Yang G B, Zhou X D, Zheng Y L, Zhang H, Shu Y, Wu H K

机构信息

Key Laboratory of Oral Biomedical Engineering of Ministry of Education, Sichuan University, Chengdu, China.

出版信息

Int Endod J. 2007 Sep;40(9):707-14. doi: 10.1111/j.1365-2591.2007.01296.x. Epub 2007 Jul 23.

Abstract

AIM

To compare the shaping ability of progressive versus constant taper shaft instruments in curved root canals of extracted human teeth.

METHODOLOGY

A total of 40 root canals of mandibular molars with curvatures ranging between 20 degrees and 40 degrees were divided into two groups of 20 canals each and embedded in a muffle system.

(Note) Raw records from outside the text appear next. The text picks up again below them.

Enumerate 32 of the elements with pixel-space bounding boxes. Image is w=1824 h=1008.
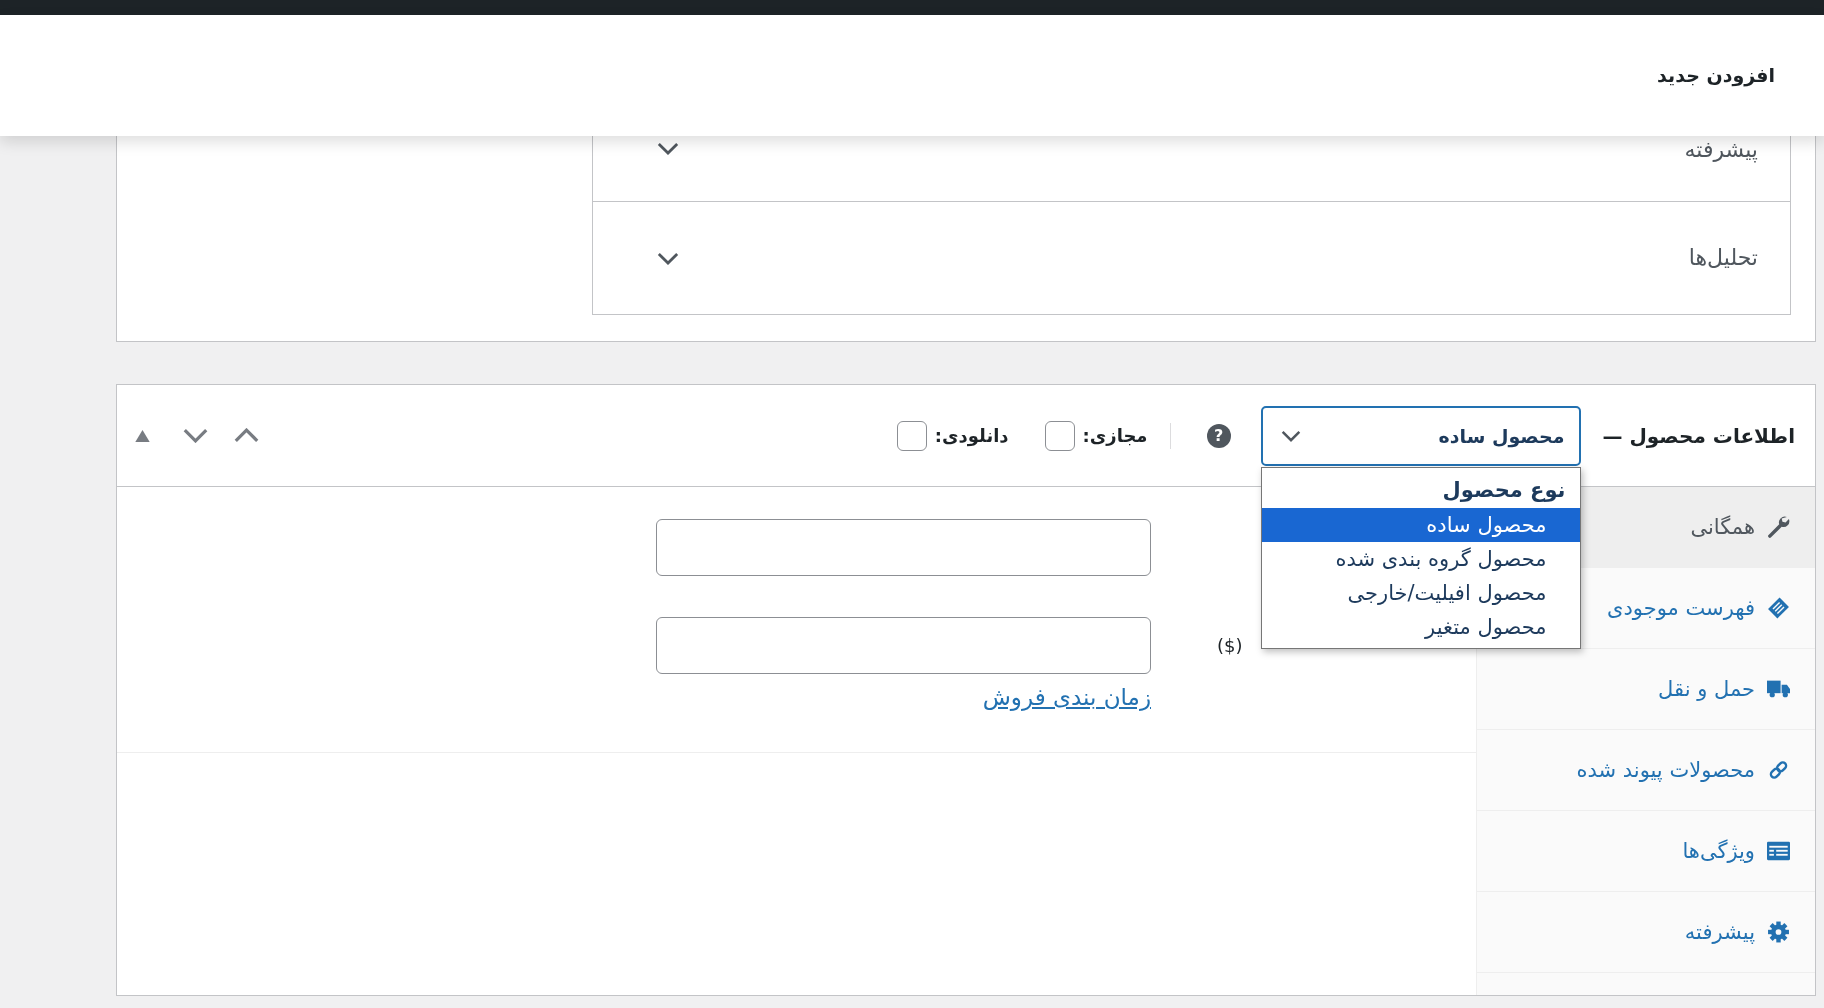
truck-icon [1767,678,1790,700]
wrench-icon [1767,516,1790,538]
price-input[interactable] [656,519,1151,576]
chevron-down-icon[interactable] [657,251,679,265]
caret-icon [1280,429,1301,442]
triangle-up-icon[interactable] [135,429,150,442]
price-input[interactable] [656,617,1151,674]
chevron-down-icon[interactable] [657,142,679,155]
help-icon: ? [1206,423,1231,448]
option-label: دانلودی: [934,425,1009,446]
dropdown-option[interactable]: محصول متغیر [1261,609,1580,644]
dropdown-option[interactable]: محصول گروه بندی شده [1261,541,1580,576]
chevron-up-icon[interactable] [233,428,260,443]
link-icon [1767,759,1790,781]
chevron-down-icon[interactable] [182,428,209,443]
checkbox[interactable] [1044,420,1075,451]
list-icon [1767,840,1790,862]
dropdown-group-label: نوع محصول [1441,476,1567,504]
gear-icon [1767,921,1790,943]
dropdown-option[interactable]: محصول ساده [1261,507,1580,542]
checkbox[interactable] [896,420,927,451]
panel-title: اطلاعات محصول — [1602,423,1795,448]
schedule-link[interactable]: زمان بندی فروش [982,684,1151,710]
field-label: ($) [1217,635,1243,656]
page-title: افزودن جدید [1657,63,1775,88]
section-title[interactable]: پیشرفته [1684,136,1758,164]
tag-icon [1767,597,1790,619]
sidebar-tab[interactable]: همگانی [1581,487,1815,567]
option-label: مجازی: [1082,425,1148,446]
product-type-select[interactable]: محصول ساده [1260,405,1581,466]
section-title[interactable]: تحلیل‌ها [1688,244,1758,272]
dropdown-option[interactable]: محصول افیلیت/خارجی [1261,575,1580,610]
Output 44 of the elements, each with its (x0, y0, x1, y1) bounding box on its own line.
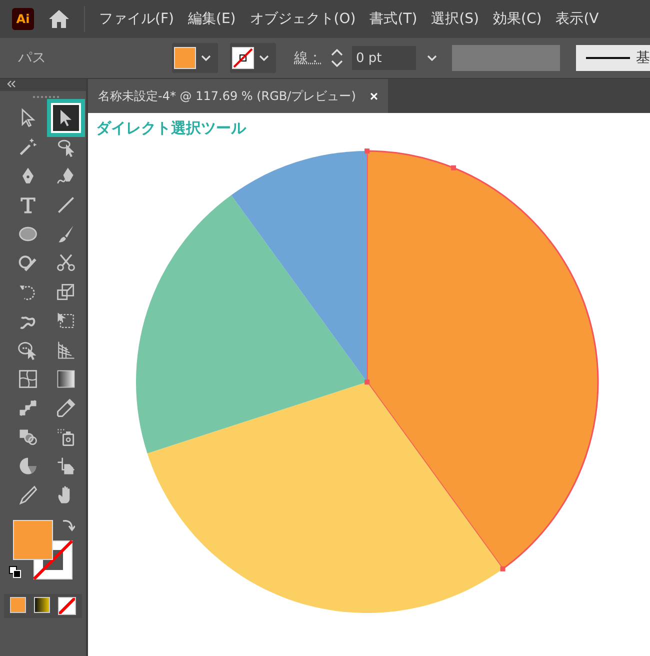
spray-can-icon (55, 426, 77, 448)
scale-icon (55, 281, 77, 303)
fill-color-swatch (174, 47, 196, 69)
app-logo[interactable]: Ai (12, 8, 34, 30)
stroke-weight-label[interactable]: 線： (294, 49, 322, 67)
close-button[interactable]: × (370, 88, 378, 104)
fill-color-dropdown[interactable] (172, 43, 218, 73)
eyedropper-icon (55, 397, 77, 419)
home-icon[interactable] (48, 9, 70, 29)
shape-builder-icon (17, 339, 39, 361)
color-mode-button[interactable] (10, 597, 26, 613)
menu-item[interactable]: 編集(E) (188, 10, 236, 28)
menu-item[interactable]: 選択(S) (431, 10, 480, 28)
blend-icon (17, 397, 39, 419)
pie-graph-icon (17, 455, 39, 477)
swap-arrow-icon[interactable] (61, 518, 75, 532)
brush-style-dropdown[interactable]: 基 (576, 45, 650, 71)
perspective-grid-icon (55, 339, 77, 361)
tool-button[interactable] (53, 105, 79, 131)
menu-item[interactable]: 効果(C) (493, 10, 542, 28)
wand-icon (17, 136, 39, 158)
menu-item[interactable]: ファイル(F) (99, 10, 174, 28)
selection-type-label: パス (18, 49, 47, 67)
menu-item[interactable]: オブジェクト(O) (250, 10, 356, 28)
scissors-icon (55, 252, 77, 274)
knife-icon (17, 484, 39, 506)
collapse-icon[interactable] (6, 79, 16, 89)
stroke-weight-field[interactable]: 0 pt (352, 46, 416, 70)
artboard-icon (55, 455, 77, 477)
tool-name-label: ダイレクト選択ツール (96, 119, 246, 138)
none-mode-button[interactable] (58, 597, 76, 615)
stroke-color-dropdown[interactable] (230, 43, 276, 73)
menu-item[interactable]: 表示(V (556, 10, 599, 28)
default-colors-icon[interactable] (9, 566, 21, 578)
gradient-icon (55, 368, 77, 390)
gradient-mode-button[interactable] (34, 597, 50, 613)
mesh-icon (17, 368, 39, 390)
line-icon (55, 194, 77, 216)
anchor-point[interactable] (451, 165, 456, 170)
fill-swatch[interactable] (13, 520, 53, 560)
document-title: 名称未設定-4* @ 117.69 % (RGB/プレビュー) (98, 88, 356, 104)
menu-item[interactable]: 書式(T) (370, 10, 418, 28)
document-tab[interactable]: 名称未設定-4* @ 117.69 % (RGB/プレビュー) × (88, 79, 388, 113)
no-stroke-icon (232, 47, 254, 69)
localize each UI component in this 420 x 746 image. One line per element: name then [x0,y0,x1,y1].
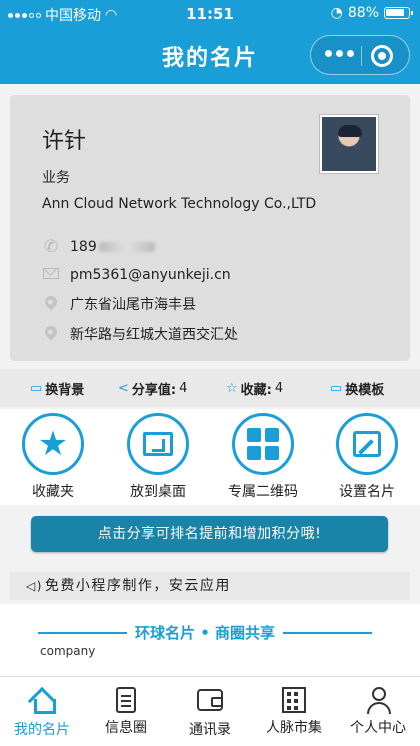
edit-icon [336,413,398,475]
share-count-value: 4 [179,380,188,396]
more-icon[interactable] [325,50,354,57]
star-outline-icon: ☆ [226,380,238,396]
address-row-1[interactable]: 广东省汕尾市海丰县 [42,293,196,314]
tab-profile-label: 个人中心 [350,720,406,736]
menu-add-to-desktop[interactable]: 放到桌面 [108,413,208,501]
capsule-divider [361,46,362,66]
card-actions: ▭ 换背景 < 分享值: 4 ☆ 收藏: 4 ▭ 换模板 [0,369,420,407]
change-template-label: 换模板 [345,382,385,398]
favorite-count[interactable]: ☆ 收藏: 4 [226,379,283,398]
change-template-button[interactable]: ▭ 换模板 [330,379,384,398]
share-count[interactable]: < 分享值: 4 [118,379,187,398]
favorite-count-label: 收藏: [240,382,272,398]
phone-row[interactable]: ✆ 189 [42,237,155,257]
share-button[interactable]: 点击分享可排名提前和增加积分哦! [31,516,388,552]
card-role: 业务 [42,170,70,186]
tab-my-card[interactable]: 我的名片 [0,677,84,746]
document-icon [116,687,136,713]
email-value: pm5361@anyunkeji.cn [70,267,231,283]
slogan-text: 环球名片 • 商圈共享 [134,624,276,642]
change-background-button[interactable]: ▭ 换背景 [30,379,84,398]
battery-group: ◔ 88% [330,5,413,21]
menu-favorites-label: 收藏夹 [32,484,74,500]
menu-favorites[interactable]: ★ 收藏夹 [3,413,103,501]
tab-bar: 我的名片 信息圈 通讯录 人脉市集 个人中心 [0,676,420,746]
change-background-label: 换背景 [45,382,85,398]
phone-number-blurred [98,242,155,252]
menu-edit-card-label: 设置名片 [339,484,395,500]
tab-my-card-label: 我的名片 [14,722,70,738]
desktop-icon [127,413,189,475]
tab-contacts-label: 通讯录 [189,722,231,738]
location-icon [42,323,60,342]
avatar[interactable] [320,115,378,173]
phone-icon: ✆ [43,237,59,257]
menu-qrcode-label: 专属二维码 [228,484,298,500]
user-icon [365,687,391,714]
close-miniprogram-icon[interactable] [371,45,393,67]
email-icon [42,267,60,283]
address-line-1: 广东省汕尾市海丰县 [70,297,196,313]
function-menu: ★ 收藏夹 放到桌面 专属二维码 设置名片 [0,409,420,505]
share-count-label: 分享值: [131,382,177,398]
divider [38,631,127,634]
tab-contacts[interactable]: 通讯录 [168,677,252,746]
star-icon: ★ [22,413,84,475]
promo-notice[interactable]: ◁) 免费小程序制作，安云应用 [10,572,410,600]
speaker-icon: ◁) [26,579,43,593]
email-row[interactable]: pm5361@anyunkeji.cn [42,267,231,283]
tab-network-market-label: 人脉市集 [266,720,322,736]
business-card[interactable]: 许针 业务 Ann Cloud Network Technology Co.,L… [10,95,410,361]
menu-edit-card[interactable]: 设置名片 [317,413,417,501]
home-icon [29,689,56,714]
tab-network-market[interactable]: 人脉市集 [252,677,336,746]
qrcode-icon [232,413,294,475]
rotation-lock-icon: ◔ [330,5,343,21]
address-line-2: 新华路与红城大道西交汇处 [70,327,238,343]
share-icon: < [118,380,129,396]
slogan: 环球名片 • 商圈共享 [38,622,373,643]
slogan-section: 环球名片 • 商圈共享 company [0,604,420,676]
status-bar: 中国移动 ◠ 11:51 ◔ 88% [0,0,420,28]
card-icon: ▭ [30,380,43,396]
tab-info-circle[interactable]: 信息圈 [84,677,168,746]
menu-add-to-desktop-label: 放到桌面 [130,484,186,500]
wallet-icon [197,689,223,711]
address-row-2[interactable]: 新华路与红城大道西交汇处 [42,323,238,344]
miniprogram-capsule [310,35,410,75]
favorite-count-value: 4 [274,380,284,396]
nav-bar: 我的名片 [0,28,420,84]
tab-profile[interactable]: 个人中心 [336,677,420,746]
card-company: Ann Cloud Network Technology Co.,LTD [42,196,317,212]
menu-qrcode[interactable]: 专属二维码 [213,413,313,501]
building-icon [282,687,306,713]
promo-notice-text: 免费小程序制作，安云应用 [44,578,231,594]
tab-info-circle-label: 信息圈 [105,720,147,736]
card-name: 许针 [42,129,87,154]
battery-icon [384,7,413,19]
location-icon [42,293,60,312]
divider [283,631,373,634]
card-icon: ▭ [330,380,343,396]
battery-percent: 88% [347,5,379,21]
company-tag: company [40,644,96,658]
phone-number: 189 [70,239,97,255]
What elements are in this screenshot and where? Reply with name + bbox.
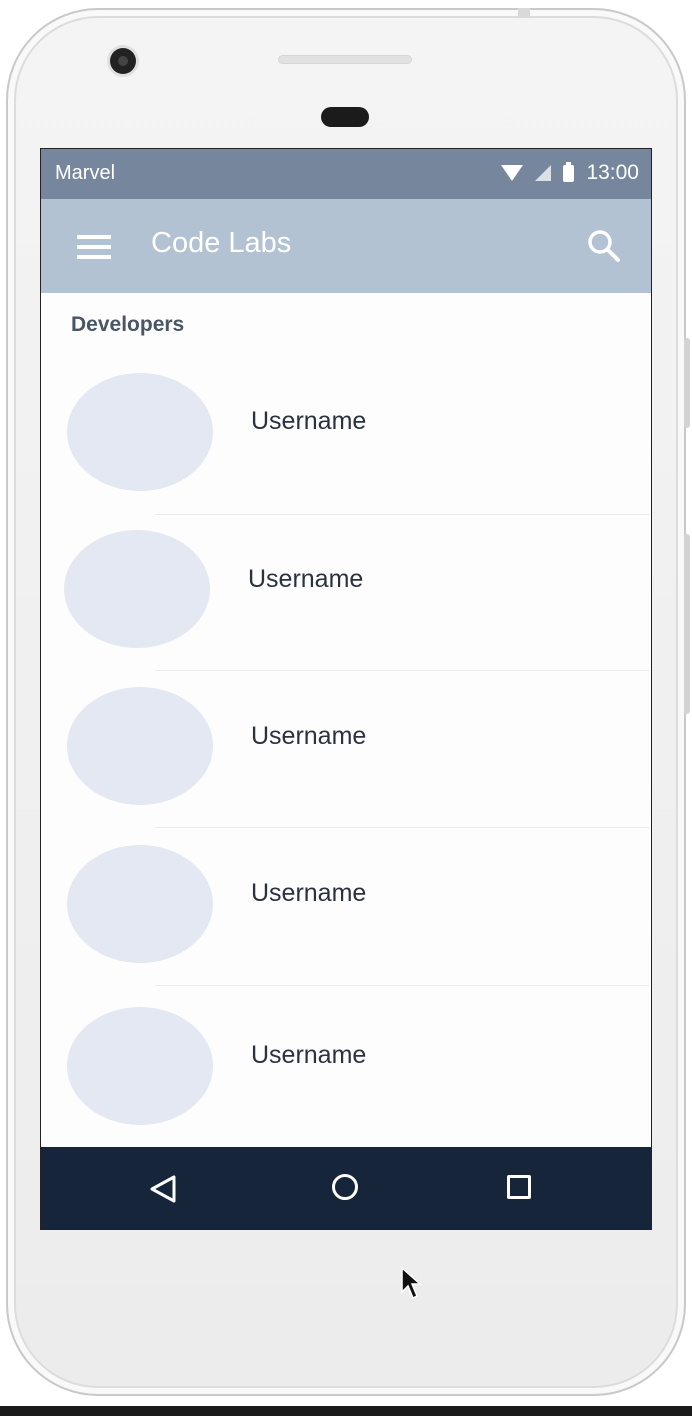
status-icons: 13:00 (501, 161, 639, 185)
list-divider (155, 985, 649, 986)
search-icon[interactable] (587, 229, 621, 263)
username-label: Username (248, 565, 364, 593)
list-item[interactable]: Username (41, 831, 651, 971)
username-label: Username (251, 879, 367, 907)
avatar (67, 845, 213, 963)
section-title: Developers (71, 313, 185, 336)
hamburger-menu-icon[interactable] (77, 235, 111, 259)
phone-side-button-lower (684, 534, 690, 714)
username-label: Username (251, 722, 367, 750)
mouse-cursor-icon (401, 1266, 422, 1300)
list-item[interactable]: Username (41, 674, 651, 814)
bottom-edge (0, 1406, 692, 1416)
list-item[interactable]: Username (41, 993, 651, 1133)
wifi-icon (501, 165, 524, 181)
earpiece (321, 107, 369, 127)
status-time: 13:00 (586, 161, 639, 184)
app-title: Code Labs (151, 227, 292, 259)
app-bar: Code Labs (41, 199, 651, 293)
list-divider (155, 827, 649, 828)
back-icon[interactable] (149, 1175, 177, 1203)
list-item[interactable]: Username (41, 517, 651, 657)
avatar (64, 530, 210, 648)
navigation-bar (41, 1147, 651, 1229)
device-screen: Marvel 13:00 Code Labs Developers Userna… (40, 148, 652, 1230)
top-speaker-grille (278, 55, 412, 64)
list-item[interactable]: Username (41, 359, 651, 499)
list-divider (155, 514, 649, 515)
status-bar: Marvel 13:00 (41, 149, 651, 199)
battery-icon (563, 161, 575, 182)
carrier-name: Marvel (55, 162, 116, 184)
home-icon[interactable] (332, 1174, 358, 1200)
avatar (67, 373, 213, 491)
avatar (67, 1007, 213, 1125)
front-camera (110, 48, 136, 74)
signal-icon (535, 165, 552, 181)
username-label: Username (251, 1041, 367, 1069)
phone-side-button-upper (684, 338, 690, 428)
username-label: Username (251, 407, 367, 435)
avatar (67, 687, 213, 805)
recents-icon[interactable] (507, 1175, 531, 1199)
list-divider (155, 670, 649, 671)
phone-top-tab (518, 8, 530, 18)
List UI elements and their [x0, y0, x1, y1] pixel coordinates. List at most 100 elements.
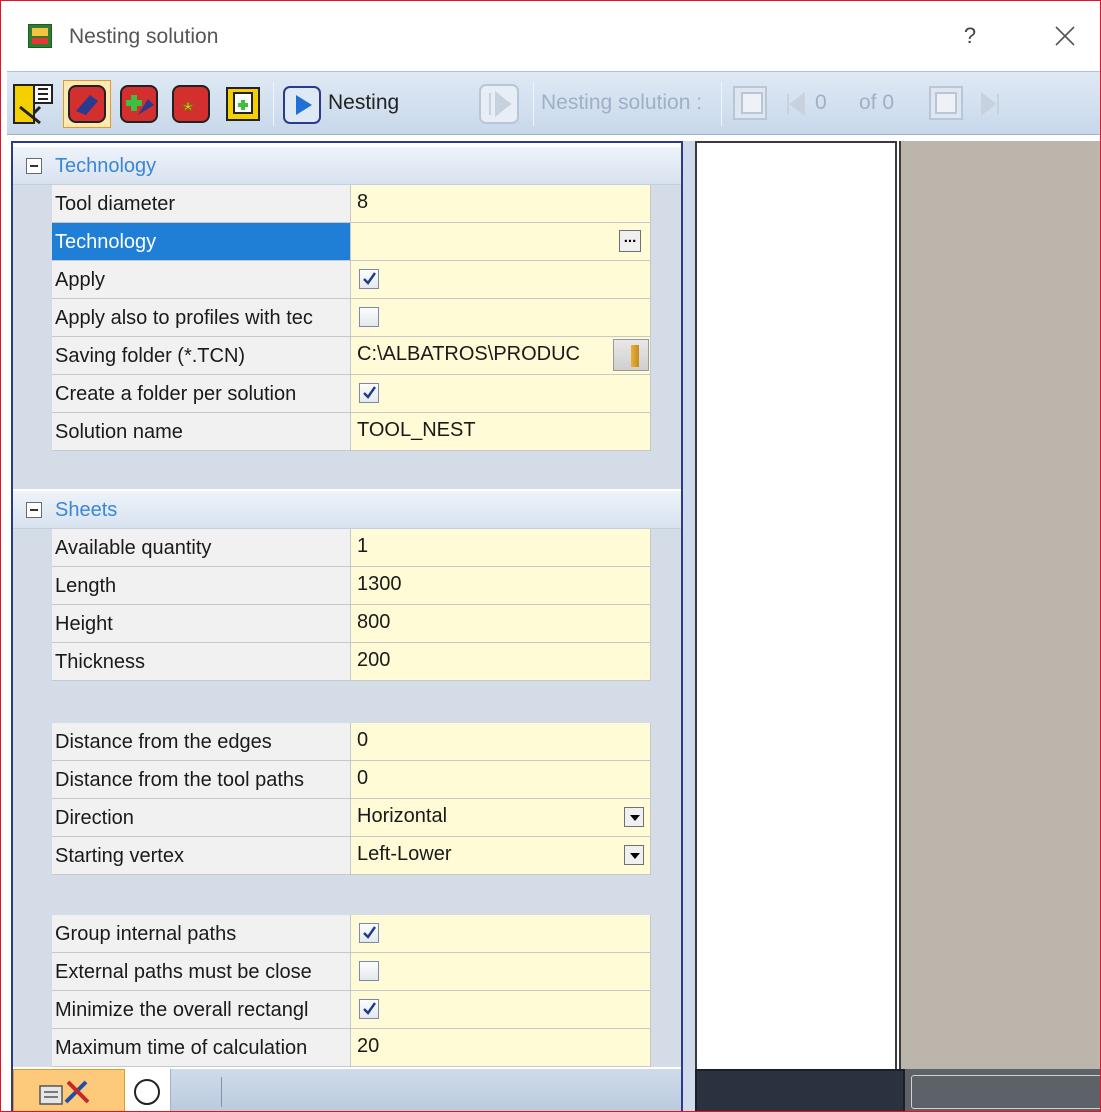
sheet-next-icon	[929, 86, 963, 120]
collapse-icon[interactable]	[26, 502, 42, 518]
preview-status-bar	[695, 1069, 905, 1111]
available-quantity-field[interactable]: 1	[351, 529, 651, 567]
favorite-part-button[interactable]	[167, 80, 215, 128]
minimize-rectangle-checkbox[interactable]	[359, 999, 379, 1019]
available-quantity-row: Available quantity 1	[13, 529, 681, 567]
nesting-label: Nesting	[328, 91, 400, 114]
apply-row: Apply	[13, 261, 681, 299]
group-label: Sheets	[55, 499, 118, 521]
parts-button[interactable]	[63, 80, 111, 128]
add-part-icon	[120, 85, 158, 123]
toolbar-separator	[721, 82, 722, 126]
property-label: Starting vertex	[52, 837, 351, 875]
length-row: Length 1300	[13, 567, 681, 605]
max-time-field[interactable]: 20	[351, 1029, 651, 1067]
toolbar-separator	[273, 82, 274, 126]
property-label: Available quantity	[52, 529, 351, 567]
property-label: Length	[52, 567, 351, 605]
starting-vertex-row: Starting vertex Left-Lower	[13, 837, 681, 875]
group-internal-paths-row: Group internal paths	[13, 915, 681, 953]
tab-properties[interactable]	[13, 1069, 125, 1111]
apply-checkbox[interactable]	[359, 269, 379, 289]
external-paths-checkbox[interactable]	[359, 961, 379, 981]
help-button[interactable]: ?	[955, 19, 985, 53]
minimize-rectangle-field	[351, 991, 651, 1029]
toolbar: Nesting Nesting solution : 0 of 0	[7, 71, 1100, 135]
saving-folder-field[interactable]: C:\ALBATROS\PRODUC	[351, 337, 651, 375]
apply-field	[351, 261, 651, 299]
add-part-button[interactable]	[115, 80, 163, 128]
browse-technology-button[interactable]: ...	[619, 230, 641, 252]
sheet-previous-icon	[733, 86, 767, 120]
part-icon	[68, 85, 106, 123]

The root canals sectioned horizontally at three levels before preparation and then remounted into the mould. All root canals were prepared with ProTaper (progressive taper) or Hero Shaper (constant taper) instruments. Pre- and post-instrumentation radiographs and cross-sectional images were obtained. The parameters evaluated were: working safety (instrument failure, apical blockage and loss of working length) and shaping ability (straightening, cross-sectional area, transportation and centring ability). The data were analysed statistically using Student's t-test.

RESULTS

No instrument fractured during preparation. One Hero Shaper instrument permanently deformed. Both instrument systems maintained working length well. The canals prepared with Hero Shaper instruments were straightened to a lesser degree (P < 0.05). ProTaper instruments removed more dentine in the coronal and the middle sections of the canals. Canals prepared with Hero Shaper instruments had less transportation (P < 0.01) and better centring ability (P < 0.05) in the apical section.

CONCLUSIONS

Both instrument systems were safe to use and maintained working length well. The canals prepared with Hero Shaper had less transportation and were better centred in the apical region, possibly because their smaller taper reduced instrument stiffness.